İnsanlar tarih boyunca yaşamlarını kolaylaştırmak için belirli gelişme ve icatlar için kollarını sıvayıp işe koyulmuşlardır. Zaman zaman başarısız olsalar da sarf ettikleri bu enerji ve emek sayesinde günümüzde hayatımızı kolaylaştıran birçok makinelere ve cihazlara sahibiz.
Bu makineler ve cihazlar da aynı bizim gibi aktivite gösterebilmeleri için bir güç kaynağına ihtiyaç duyarlar. Akla gelen ilk toplu taşıma araçlarından örnek verecek olursak; çıkan ilk trenler kömürle çalışıyordu. Aynı şekilde insanlar uzun yıllar boyunca ısınma gibi çok temel olan ihtiyaçlarını da kömür gibi madenlerden sağladılar. Günümüzde ise her ne kadar kömürün kullanımı azalmaya başlamış olsa da halen kömür ve benzeri bir sürü maden ve fosil yakıt ihtiyacı söz konusu. Bu yakıtların dünya üzerinde tükenmesi söz konusu olunca insanlar madenciliğin alternatiflerini düşünmeye başladı ve çok uzak bir örnek olsa da uzay madenciliği de bu fikirlerden bir tanesi. Peki, uzay madenciliği mümkün mü yoksa günümüze çok uzak bir fikir mi?

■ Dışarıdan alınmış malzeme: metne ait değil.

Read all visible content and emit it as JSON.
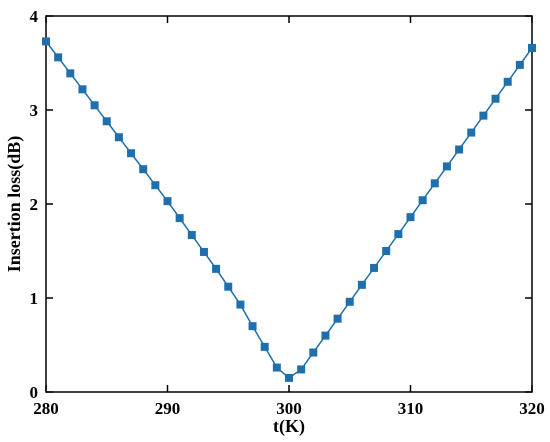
{
  "chart_data": {
    "type": "line",
    "xlabel": "t(K)",
    "ylabel": "Insertion loss(dB)",
    "x": [
      280,
      281,
      282,
      283,
      284,
      285,
      286,
      287,
      288,
      289,
      290,
      291,
      292,
      293,
      294,
      295,
      296,
      297,
      298,
      299,
      300,
      301,
      302,
      303,
      304,
      305,
      306,
      307,
      308,
      309,
      310,
      311,
      312,
      313,
      314,
      315,
      316,
      317,
      318,
      319,
      320
    ],
    "series": [
      {
        "name": "Insertion loss",
        "color": "#1f6fad",
        "values": [
          3.73,
          3.56,
          3.39,
          3.22,
          3.05,
          2.88,
          2.71,
          2.54,
          2.37,
          2.2,
          2.03,
          1.85,
          1.67,
          1.49,
          1.31,
          1.12,
          0.93,
          0.7,
          0.48,
          0.26,
          0.15,
          0.24,
          0.42,
          0.6,
          0.78,
          0.96,
          1.14,
          1.32,
          1.5,
          1.68,
          1.86,
          2.04,
          2.22,
          2.4,
          2.58,
          2.76,
          2.94,
          3.12,
          3.3,
          3.48,
          3.66
        ]
      }
    ],
    "xlim": [
      280,
      320
    ],
    "xticks": [
      280,
      290,
      300,
      310,
      320
    ],
    "ylim": [
      0,
      4
    ],
    "yticks": [
      0,
      1,
      2,
      3,
      4
    ]
  }
}
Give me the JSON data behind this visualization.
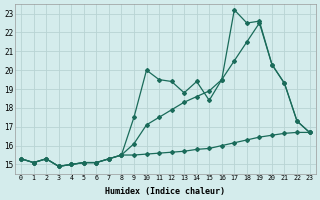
{
  "xlabel": "Humidex (Indice chaleur)",
  "bg_color": "#d4ecec",
  "grid_color": "#b8d4d4",
  "line_color": "#1a6b5a",
  "xlim": [
    -0.5,
    23.5
  ],
  "ylim": [
    14.5,
    23.5
  ],
  "xticks": [
    0,
    1,
    2,
    3,
    4,
    5,
    6,
    7,
    8,
    9,
    10,
    11,
    12,
    13,
    14,
    15,
    16,
    17,
    18,
    19,
    20,
    21,
    22,
    23
  ],
  "yticks": [
    15,
    16,
    17,
    18,
    19,
    20,
    21,
    22,
    23
  ],
  "line1_y": [
    15.3,
    15.1,
    15.3,
    14.9,
    15.0,
    15.1,
    15.1,
    15.3,
    15.5,
    17.5,
    20.0,
    19.5,
    19.4,
    18.8,
    19.4,
    18.4,
    19.5,
    23.2,
    22.5,
    22.6,
    20.3,
    19.3,
    17.3,
    16.7
  ],
  "line2_y": [
    15.3,
    15.1,
    15.3,
    14.9,
    15.0,
    15.1,
    15.1,
    15.3,
    15.5,
    16.1,
    17.1,
    17.5,
    17.9,
    18.3,
    18.6,
    18.9,
    19.5,
    20.5,
    21.5,
    22.5,
    20.3,
    19.3,
    17.3,
    16.7
  ],
  "line3_y": [
    15.3,
    15.1,
    15.3,
    14.9,
    15.0,
    15.1,
    15.1,
    15.3,
    15.5,
    15.5,
    15.55,
    15.6,
    15.65,
    15.7,
    15.8,
    15.85,
    16.0,
    16.15,
    16.3,
    16.45,
    16.55,
    16.65,
    16.7,
    16.7
  ]
}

Space X gibi gerek özel gerekse de Avrupa Uzay Ajansı gibi daha kurumsal şirketler hali hazırda uzaya seferler düzenlemektedir. Bu seferler uzaya istasyon kurmak, kurulan istasyonlara astronot göndermek ya da uydu yerleştirmek gibi amaçlardan dolayı gerçeklese de yapılacak gözlemler ve araştırmaların başka gezegenlere uçuşlar düzenlenmesini olası hale getireceğini düşünüyorum. Bu görüşümün altını ise Space X ve Tesla gibi yenilikçi 2 şirketin sahibi olan Elon Musk’ın Marsa koloni kurma fikrinin doldurduğu kanısındayım.
Öte yandan, Dünya’daki maden kaynaklarının tükenmesi ardından yeni kaynakların doğal yoldan elde edilmesi ciddi uzun yıllar sürecektir. Ayrıca beşeri üretim madenler ederinden fazla maliyetli olmaktadır ve de beşeri olduğu için değerini yitirmektedir. Özetle doğal yoldan tekrardan üretilmesini beklemek uzun zaman alacaktır ve ihtiyacımızı karşılamayacaktır ve insan üretimi madenler de değerini yitirmektedir ve zahmetlidir.
Uzaya baktığımızda ise önümüzde nerdeyse sınırsız varyasyon ve seçenek söz konusu. Şu anki teknolojimizin uzay keşiflerine yeterince el vermeyişi önümüzde ciddi bir engel oluştursa da ülkelerin ortaklaşa girişeceği uzay projeleriyle kısa zamanda çok yol kat edilebilir ve Dünya’mız gerek madeni alanda gerekse teknoloji anlamında ciddi gelişmelere ev sahipliği yapabilir.
Fikrimce, ülkeler ve özel şirketler uzay bilimine daha çok sponsorluk yapıp finans sağlamalı ki yenilikçi ve idealist şirketlerin önünden para engeli kalksın. Ardından gerekli deney ve gözlemlerin yapılması için uygun ortam sağlanmalı ve desteklenmeli. En önemlisi ise asla vazgeçilmemeli. Uzayla ilgili bilmediğimiz daha çok şey olduğu gibi bu konuda yapılacak teknolojik gelişmelerde de ilk başta tökezlenmesi son derece doğaldır ve olması gereken bir durumdur. Sonuçta insanlar yapılan hatalardan ders alıp yaptıkları işi veya geliştirdikleri projeyi daha mükemmel ve başarılı yapabilirler.
Sonuç olarak, uzay ile ilgili bilgimizin sınırlı olması bizim bu konudaki fikirlerimizi kısıtlamaktadır fakat aynı şekilde de bize fazlaca varyasyon ve seçenek sağlamaktadır. Önemli olan ise uzay faaliyetlerinin desteklenmesi ve devam ettirilmesini sağlamaktır. Uygun şartlar sağlandığı sürece uzay madenciliğinden uzayda yaşama kadar birçok konu açıklığa kavuşabilir ve faaliyete dökülebilir. Önemli olan yeterli uğraşı sarf etmektir.